In un’intervista al Qn del 12 maggio, a una domanda riguardante i “valori non negoziabili” (“Negli anni scorsi la Cei ha investito molto sui valori non negoziabili (vita, famiglia, educazione). Il Papa non ha a cuore questa espressione, anche lei?“), mons. Nunzio Galantino risponde: “Pensiamo alla sacralità della vita. In passato ci siamo concentrati esclusivamente sul no all’aborto e all’eutanasia. Non può essere così, in mezzo c’è l’esistenza che si sviluppa. Io non mi identifico con i visi inespressivi di chi recita il rosario fuori dalle cliniche, che praticano l’interruzione della gravidanza, ma con quei giovani che sono contrari a questa pratica e lottano per la qualità delle persone, per il loro diritto alla salute, al lavoro“.



L’intervista, che sta facendo parlare tanto di sé, ha un solo difetto, ed è l’aggettivo “inespressivo” accostato a “volto”. Ogni volto parla, ogni viso esprime. Sono sicuro che don Nunzio sottoscriverebbe queste mie parole. Ma per il resto sono io che sottoscrivo le sue – quelle dell’intervista – a due mani, a doppia mandata. E al cento per cento. Soprattutto sono un po’ stanco delle polemiche, che a me sembrano un po’ pretestuose, su “i valori non negoziabili”. Ci sono delle parole che hanno una consistenza. Valori non negoziabili è una di queste, anzi due e vogliono dire “pietra”. 



Di una pietra si può fare una pietra angolare, cioè qualcosa di fondante, qualcosa che ci costruisci sopra qualcosa di importante, qualcosa che non vuoi che crolli perché lì dentro ci metterai la tua vita, ci poggerai le cose e le persone più importanti per te, oppure di una pietra si può fare un muro. Non un muro di sostegno però: un muro di muro. Di quelli che tolgono la visuale e non fanno capire cosa succede al di là, che creano gli steccati mentali, quelli del dentro e del fuori. I “valori non negoziabili” cosa sono? Anzi, cosa li stiamo facendo diventare? Sono dei principi del nostro credere e vivere, o li stiamo facendo diventare un muro che ci divide dagli altri e non ce li fa più vedere? 



Una delle caratteristiche del matrimonio è l’indissolubilità, ma un matrimonio non è solo indissolubilità, è vita. Due persone quando si sposano devono saperlo che il matrimonio è indissolubile, ne devono parlare, ragionare, ci devono fare sopra il corso prematrimoniale, ma poi si sposano. E vivono. Che non vuol dire che l’indissolubilità se la mettono alle spalle ma che, siccome è qualcosa che c’è, non si sta tutto il giorno a parlarne come si faceva quando si era fidanzati. 

L’indissolubilità è nella minestra, nella telefonata, nelle vacanze, nella risata, nel sudore. Nella vita, nei figli. Poi, certo, ogni tanto se ne può pure riparlare nel senso di approfondirla, ma come si parla di qualcosa di custodito e amato. 
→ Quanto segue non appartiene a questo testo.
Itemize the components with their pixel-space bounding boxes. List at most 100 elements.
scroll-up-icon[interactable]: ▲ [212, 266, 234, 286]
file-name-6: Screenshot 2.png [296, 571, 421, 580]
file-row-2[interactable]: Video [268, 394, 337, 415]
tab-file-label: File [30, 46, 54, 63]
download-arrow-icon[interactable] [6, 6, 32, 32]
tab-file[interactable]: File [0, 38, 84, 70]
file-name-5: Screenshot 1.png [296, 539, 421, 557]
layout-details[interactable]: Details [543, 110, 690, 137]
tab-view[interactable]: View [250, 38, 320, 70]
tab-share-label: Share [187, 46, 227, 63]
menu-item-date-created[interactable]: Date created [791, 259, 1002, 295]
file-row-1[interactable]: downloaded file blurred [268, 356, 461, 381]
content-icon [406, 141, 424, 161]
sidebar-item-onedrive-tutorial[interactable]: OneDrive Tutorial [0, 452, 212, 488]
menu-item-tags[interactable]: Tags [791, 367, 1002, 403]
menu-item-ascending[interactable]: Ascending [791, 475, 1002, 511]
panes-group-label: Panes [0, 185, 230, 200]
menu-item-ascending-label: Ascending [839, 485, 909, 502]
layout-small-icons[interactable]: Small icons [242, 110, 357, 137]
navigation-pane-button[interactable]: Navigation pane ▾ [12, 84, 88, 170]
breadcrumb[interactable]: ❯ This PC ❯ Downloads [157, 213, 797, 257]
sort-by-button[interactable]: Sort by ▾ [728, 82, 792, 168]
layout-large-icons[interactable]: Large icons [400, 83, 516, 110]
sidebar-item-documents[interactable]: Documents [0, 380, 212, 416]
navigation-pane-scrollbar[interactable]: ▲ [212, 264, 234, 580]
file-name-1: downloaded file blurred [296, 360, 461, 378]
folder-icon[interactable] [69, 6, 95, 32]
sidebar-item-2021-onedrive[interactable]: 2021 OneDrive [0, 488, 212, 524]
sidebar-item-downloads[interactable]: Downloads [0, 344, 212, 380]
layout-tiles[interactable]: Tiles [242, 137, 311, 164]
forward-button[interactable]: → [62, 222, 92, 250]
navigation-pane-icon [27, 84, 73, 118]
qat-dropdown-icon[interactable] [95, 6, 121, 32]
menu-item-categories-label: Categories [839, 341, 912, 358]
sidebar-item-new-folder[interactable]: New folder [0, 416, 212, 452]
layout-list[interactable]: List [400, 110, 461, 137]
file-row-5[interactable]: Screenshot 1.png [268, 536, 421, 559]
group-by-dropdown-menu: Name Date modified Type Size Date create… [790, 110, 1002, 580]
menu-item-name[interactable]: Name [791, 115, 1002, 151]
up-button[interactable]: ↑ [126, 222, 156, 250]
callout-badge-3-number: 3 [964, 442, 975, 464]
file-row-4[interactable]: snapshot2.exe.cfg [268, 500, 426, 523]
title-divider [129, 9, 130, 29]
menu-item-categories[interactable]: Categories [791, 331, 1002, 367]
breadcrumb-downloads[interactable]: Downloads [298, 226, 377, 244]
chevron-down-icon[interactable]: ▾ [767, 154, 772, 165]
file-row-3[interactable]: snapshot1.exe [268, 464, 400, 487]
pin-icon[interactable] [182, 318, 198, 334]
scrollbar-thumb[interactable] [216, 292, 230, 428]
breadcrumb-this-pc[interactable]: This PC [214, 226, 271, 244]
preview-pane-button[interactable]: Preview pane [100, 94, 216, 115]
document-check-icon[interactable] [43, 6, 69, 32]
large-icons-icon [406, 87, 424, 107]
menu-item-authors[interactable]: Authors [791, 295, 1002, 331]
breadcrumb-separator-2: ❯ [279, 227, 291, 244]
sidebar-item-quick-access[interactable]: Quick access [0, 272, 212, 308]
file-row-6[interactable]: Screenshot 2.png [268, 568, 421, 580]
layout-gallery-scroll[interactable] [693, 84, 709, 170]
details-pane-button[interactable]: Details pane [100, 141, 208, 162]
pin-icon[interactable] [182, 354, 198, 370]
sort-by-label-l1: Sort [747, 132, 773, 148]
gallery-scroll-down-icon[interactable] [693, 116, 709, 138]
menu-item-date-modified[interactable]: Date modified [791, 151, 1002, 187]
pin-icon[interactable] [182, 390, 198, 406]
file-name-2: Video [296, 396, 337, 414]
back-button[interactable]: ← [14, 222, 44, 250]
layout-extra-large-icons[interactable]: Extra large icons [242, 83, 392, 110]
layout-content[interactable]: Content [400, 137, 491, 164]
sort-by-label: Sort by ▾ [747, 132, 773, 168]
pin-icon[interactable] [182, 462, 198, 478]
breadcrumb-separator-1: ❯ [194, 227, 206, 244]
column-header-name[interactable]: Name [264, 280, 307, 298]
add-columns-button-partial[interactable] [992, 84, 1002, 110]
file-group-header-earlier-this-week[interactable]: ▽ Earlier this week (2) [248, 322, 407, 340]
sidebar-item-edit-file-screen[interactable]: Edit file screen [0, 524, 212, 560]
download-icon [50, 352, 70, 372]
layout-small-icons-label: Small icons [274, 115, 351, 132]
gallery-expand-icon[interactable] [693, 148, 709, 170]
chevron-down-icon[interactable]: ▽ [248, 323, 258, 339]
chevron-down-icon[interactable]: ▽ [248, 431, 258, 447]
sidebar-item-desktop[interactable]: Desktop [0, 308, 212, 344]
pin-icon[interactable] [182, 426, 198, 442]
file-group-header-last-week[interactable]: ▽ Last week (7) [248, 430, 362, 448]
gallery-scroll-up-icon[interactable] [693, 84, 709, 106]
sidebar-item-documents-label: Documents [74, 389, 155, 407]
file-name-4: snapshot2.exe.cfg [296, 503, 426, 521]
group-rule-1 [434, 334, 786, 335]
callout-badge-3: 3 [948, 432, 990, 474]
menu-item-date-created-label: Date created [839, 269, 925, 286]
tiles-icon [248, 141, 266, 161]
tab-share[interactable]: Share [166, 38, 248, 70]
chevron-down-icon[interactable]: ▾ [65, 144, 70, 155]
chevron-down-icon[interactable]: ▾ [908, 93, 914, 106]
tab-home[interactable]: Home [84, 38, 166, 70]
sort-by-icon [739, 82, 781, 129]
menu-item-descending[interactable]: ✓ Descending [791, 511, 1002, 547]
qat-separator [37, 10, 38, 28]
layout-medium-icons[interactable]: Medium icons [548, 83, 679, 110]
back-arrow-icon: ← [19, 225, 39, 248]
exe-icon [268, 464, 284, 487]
I “valori non negoziabili” nel cristianesimo ci sono davvero. Ci sono, sono quelli, e sono difesi in primis dallo Spirito Santo. Che, oltretutto, parrebbe esprimersi attraverso una certa gerarchia (almeno noi cristiani dovremmo crederci). I valori non negoziabili, come la morale, la teologia e tante altre cose, ci sono perché c’è Cristo. Seguo Cristo, trovo Lui, e tante cose vengono di conseguenza. C’è stata un’epoca in cui la chiesa in Italia, unita al Santo Padre, ha insistito su certe cose. Adesso insiste su altre. Mi sembra strano spiegare al Segretario della Cei adesso cosa debba fare la Cei adesso. Prima l’ho detto con la fede, adesso lo dico col pane e salame. Anche solo dal punto di vista umano, del buon senso. Se l’allenatore è Guardiola si gioca come Guardiola dice, se è Mourinho come dice lui. Potrà piacermi di più o di meno, ma sempre calcio è. E gran calcio.